Проведение анализа. Получение супернатанта для определения холестерина ЛПВП: в центрифужную пробирку вносят 500 мкл анализируемой сыворотки крови, добавляют 1000 мкл реагента 1. Пробу перемешивают и выдерживают в течение 10 минут при температуре +18-25С, затем центрифугируют при 3000 об/мин в течение 10 минут при комнатной температуре. Используют только абсолютно прозрачный супернатант. Опытная проба: в пробирку помещают 1000 мкл реагента 1 и добавляют 100 мкл супернатанта; калибровочная проба: в пробирку помещают 1000 мкл реагента 1 и добавляют 100 мкл калибратора; холостая проба: в пробирку помещают 1000 мкл реагента 1 и добавляют 100 мкл дистиллированной воды. Реакционную смесь перемешивают и инкубируют 20 минут при 20-25С или 10 минут при 37С. Измеряют оптическую плотность всех образцов не позднее, чем через 60 минут при длине волны 500 (480-520) нм.
Расчет содержания холестерина ЛПВП производят по формуле: Собр = Е0/Ест х 0,52 х 3,0, где Е0 и Ест - оптические плотности опытной и стандартной проб, измеренные относительно контрольной пробы, ед.опт.пл.; 0,52 - содержание холестерина в калибраторе, моль/л; 3,0 - коэффициент разведения сыворотки. Определение содержания триглицеридов (ТГ).

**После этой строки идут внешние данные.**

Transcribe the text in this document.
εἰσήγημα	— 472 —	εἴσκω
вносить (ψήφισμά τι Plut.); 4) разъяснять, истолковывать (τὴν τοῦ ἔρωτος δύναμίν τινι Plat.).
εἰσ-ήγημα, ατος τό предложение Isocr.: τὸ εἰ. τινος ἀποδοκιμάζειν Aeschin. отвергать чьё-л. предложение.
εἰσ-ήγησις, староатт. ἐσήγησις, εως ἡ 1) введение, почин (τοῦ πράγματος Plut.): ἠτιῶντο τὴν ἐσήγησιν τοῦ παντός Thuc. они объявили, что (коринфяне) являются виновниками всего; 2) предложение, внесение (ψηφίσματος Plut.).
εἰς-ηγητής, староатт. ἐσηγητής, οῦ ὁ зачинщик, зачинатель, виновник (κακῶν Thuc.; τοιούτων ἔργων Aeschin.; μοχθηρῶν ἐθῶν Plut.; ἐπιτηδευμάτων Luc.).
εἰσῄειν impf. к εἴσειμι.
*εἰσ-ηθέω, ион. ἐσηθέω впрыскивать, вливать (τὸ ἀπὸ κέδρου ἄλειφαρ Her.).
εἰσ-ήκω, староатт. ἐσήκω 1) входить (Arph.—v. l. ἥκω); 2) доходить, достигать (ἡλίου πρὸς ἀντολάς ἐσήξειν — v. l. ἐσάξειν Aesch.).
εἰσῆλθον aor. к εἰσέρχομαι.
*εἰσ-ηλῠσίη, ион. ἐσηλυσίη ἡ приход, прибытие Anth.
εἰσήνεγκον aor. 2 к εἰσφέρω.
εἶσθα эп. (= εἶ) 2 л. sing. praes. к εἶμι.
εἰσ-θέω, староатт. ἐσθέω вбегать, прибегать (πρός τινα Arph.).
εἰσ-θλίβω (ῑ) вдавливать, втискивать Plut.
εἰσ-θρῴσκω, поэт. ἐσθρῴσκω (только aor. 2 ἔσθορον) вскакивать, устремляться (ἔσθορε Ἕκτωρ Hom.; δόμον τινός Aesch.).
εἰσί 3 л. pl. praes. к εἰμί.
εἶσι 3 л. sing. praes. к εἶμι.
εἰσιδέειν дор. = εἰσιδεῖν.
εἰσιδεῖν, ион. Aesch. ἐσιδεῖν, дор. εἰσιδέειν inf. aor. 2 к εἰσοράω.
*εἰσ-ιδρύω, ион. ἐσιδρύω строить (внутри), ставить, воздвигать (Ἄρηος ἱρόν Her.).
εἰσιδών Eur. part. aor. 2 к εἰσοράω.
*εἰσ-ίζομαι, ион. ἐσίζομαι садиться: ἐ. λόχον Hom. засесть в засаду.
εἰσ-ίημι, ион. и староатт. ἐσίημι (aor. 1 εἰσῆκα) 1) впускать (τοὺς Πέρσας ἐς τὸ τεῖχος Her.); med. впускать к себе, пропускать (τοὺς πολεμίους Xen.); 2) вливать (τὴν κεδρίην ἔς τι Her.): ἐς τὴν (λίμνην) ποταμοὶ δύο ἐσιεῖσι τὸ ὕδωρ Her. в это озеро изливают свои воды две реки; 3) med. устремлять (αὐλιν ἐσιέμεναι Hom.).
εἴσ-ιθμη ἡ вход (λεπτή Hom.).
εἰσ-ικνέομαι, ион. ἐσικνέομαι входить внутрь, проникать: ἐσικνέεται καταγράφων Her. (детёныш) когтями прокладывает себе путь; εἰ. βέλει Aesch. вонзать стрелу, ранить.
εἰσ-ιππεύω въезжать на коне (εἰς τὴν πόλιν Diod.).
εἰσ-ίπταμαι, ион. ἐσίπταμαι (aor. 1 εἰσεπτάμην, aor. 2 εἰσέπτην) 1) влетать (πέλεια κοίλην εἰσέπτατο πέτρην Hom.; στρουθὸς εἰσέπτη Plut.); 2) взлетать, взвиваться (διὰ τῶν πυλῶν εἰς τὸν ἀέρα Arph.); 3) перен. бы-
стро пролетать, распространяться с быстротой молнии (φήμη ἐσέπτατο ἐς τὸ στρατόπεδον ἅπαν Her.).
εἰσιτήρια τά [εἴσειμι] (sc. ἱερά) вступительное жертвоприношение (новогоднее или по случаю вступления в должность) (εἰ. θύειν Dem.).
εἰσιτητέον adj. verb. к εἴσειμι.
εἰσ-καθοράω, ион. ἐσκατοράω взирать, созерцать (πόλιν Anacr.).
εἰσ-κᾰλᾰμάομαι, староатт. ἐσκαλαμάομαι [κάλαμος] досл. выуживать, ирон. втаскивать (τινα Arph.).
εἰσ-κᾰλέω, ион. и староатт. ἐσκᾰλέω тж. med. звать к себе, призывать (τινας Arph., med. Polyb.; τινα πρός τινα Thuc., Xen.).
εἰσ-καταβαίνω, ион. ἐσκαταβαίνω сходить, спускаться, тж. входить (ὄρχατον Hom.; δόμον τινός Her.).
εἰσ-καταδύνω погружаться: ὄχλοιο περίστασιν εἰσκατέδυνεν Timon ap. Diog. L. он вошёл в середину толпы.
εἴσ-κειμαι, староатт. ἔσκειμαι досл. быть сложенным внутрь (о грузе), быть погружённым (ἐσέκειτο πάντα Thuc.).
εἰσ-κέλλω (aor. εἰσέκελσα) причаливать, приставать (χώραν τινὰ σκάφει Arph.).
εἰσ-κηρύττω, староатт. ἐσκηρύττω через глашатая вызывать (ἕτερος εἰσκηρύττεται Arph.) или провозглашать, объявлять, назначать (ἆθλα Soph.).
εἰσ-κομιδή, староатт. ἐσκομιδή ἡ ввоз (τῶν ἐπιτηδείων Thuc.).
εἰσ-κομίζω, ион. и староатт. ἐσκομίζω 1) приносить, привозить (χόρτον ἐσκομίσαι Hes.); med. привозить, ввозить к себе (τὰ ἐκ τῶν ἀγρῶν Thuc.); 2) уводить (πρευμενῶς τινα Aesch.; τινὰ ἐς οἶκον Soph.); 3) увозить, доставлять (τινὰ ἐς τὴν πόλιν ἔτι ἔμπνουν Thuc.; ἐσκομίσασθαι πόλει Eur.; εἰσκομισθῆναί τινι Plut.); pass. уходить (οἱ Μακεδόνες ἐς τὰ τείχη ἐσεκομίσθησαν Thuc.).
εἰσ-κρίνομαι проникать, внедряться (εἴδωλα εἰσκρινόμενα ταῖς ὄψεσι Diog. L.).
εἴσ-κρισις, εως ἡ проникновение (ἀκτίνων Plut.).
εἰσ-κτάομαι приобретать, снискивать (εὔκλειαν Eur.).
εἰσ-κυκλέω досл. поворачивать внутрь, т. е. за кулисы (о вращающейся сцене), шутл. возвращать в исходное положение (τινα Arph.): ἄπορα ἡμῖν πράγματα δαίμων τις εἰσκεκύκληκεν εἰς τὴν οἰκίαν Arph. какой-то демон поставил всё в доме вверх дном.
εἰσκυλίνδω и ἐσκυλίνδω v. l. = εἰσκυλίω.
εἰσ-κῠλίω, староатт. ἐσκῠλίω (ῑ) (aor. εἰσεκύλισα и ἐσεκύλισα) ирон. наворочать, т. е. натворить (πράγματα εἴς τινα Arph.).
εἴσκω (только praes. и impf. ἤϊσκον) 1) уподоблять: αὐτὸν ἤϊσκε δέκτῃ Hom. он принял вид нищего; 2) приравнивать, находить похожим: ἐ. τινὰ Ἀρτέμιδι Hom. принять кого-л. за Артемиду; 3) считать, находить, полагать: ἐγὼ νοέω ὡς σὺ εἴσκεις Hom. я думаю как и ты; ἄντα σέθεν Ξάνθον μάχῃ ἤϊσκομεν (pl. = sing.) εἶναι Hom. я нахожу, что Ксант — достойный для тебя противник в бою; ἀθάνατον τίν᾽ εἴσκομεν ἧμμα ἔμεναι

Определение концентрации триглицеридов в сыворотке крови проводили с помощью набора реагентов «ТРИГЛИЦЕРИДЫ ФС» фирмы «Диакон-ДС» фотометрическим методом при длине волны 500 (480-520) нм.
Принцип метода: липаза катализирует реакцию гидролиза триглицеридов с образованием жирных кислот и эквимолярного количества глицерина. Глицерин при наличии АТФ, гексокиназы и глицерофосфатоксидазы окисляется кислородом воздуха с образованием эквимолярного количества перекиси водорода. Пероксидаза катализирует окисление хромогенных субстратов перекисью водорода в присутствии хлорфенола с образованием окрашенного продукта, интенсивность окраски которого прямо пропорциональна концентрации триглицеридов в пробе и измеряется фотометрически при длине волны 500 (480-520) нм.
Состав набора. Реагент 1: буферно-ферментный раствор, содержащий фосфатный буфер рН 7,2-50 ммоль/л; 4-хлорфенол - 4 ммоль/л; 4-аминоантипирин - 0,5 ммоль/л; АТФ - 2 ммоль/л; магний хлористый - 15 ммоль/л; глицеринкиназу -400 Е/л, глицеро-3-флосфатоксидазу - 1500 Е/л; липопротеинлипазу - 4000 Е/л; пероксидазу - 2000 Е/л; азид натрия - 0,095%. Реагент 2: Калибратор (калибровочный раствор триглицеридов - 2,3 ммоль/л в растворе Тритона Х-100 -0,3% и азида натрия - 0,095%.
Проведение анализа. Опытная проба: в пробирку помещают 1000 мкл реагента 1 и добавляют 10 мкл сыворотки крови; калибровочная проба: в пробирку помещают 1000 мкл реагента 1 и добавляют 10 мкл калибратора; холостая проба: в пробирку помещают 1000 мкл реагента 1 и добавляют 10 мкл дистиллированной воды. Реакционную смесь перемешивают и инкубируют 20 минут при 20-25С или 10 минут при 37С. Измеряют оптическую плотность всех образцов не позднее, чем через 60 минут при длине волны 500 нм.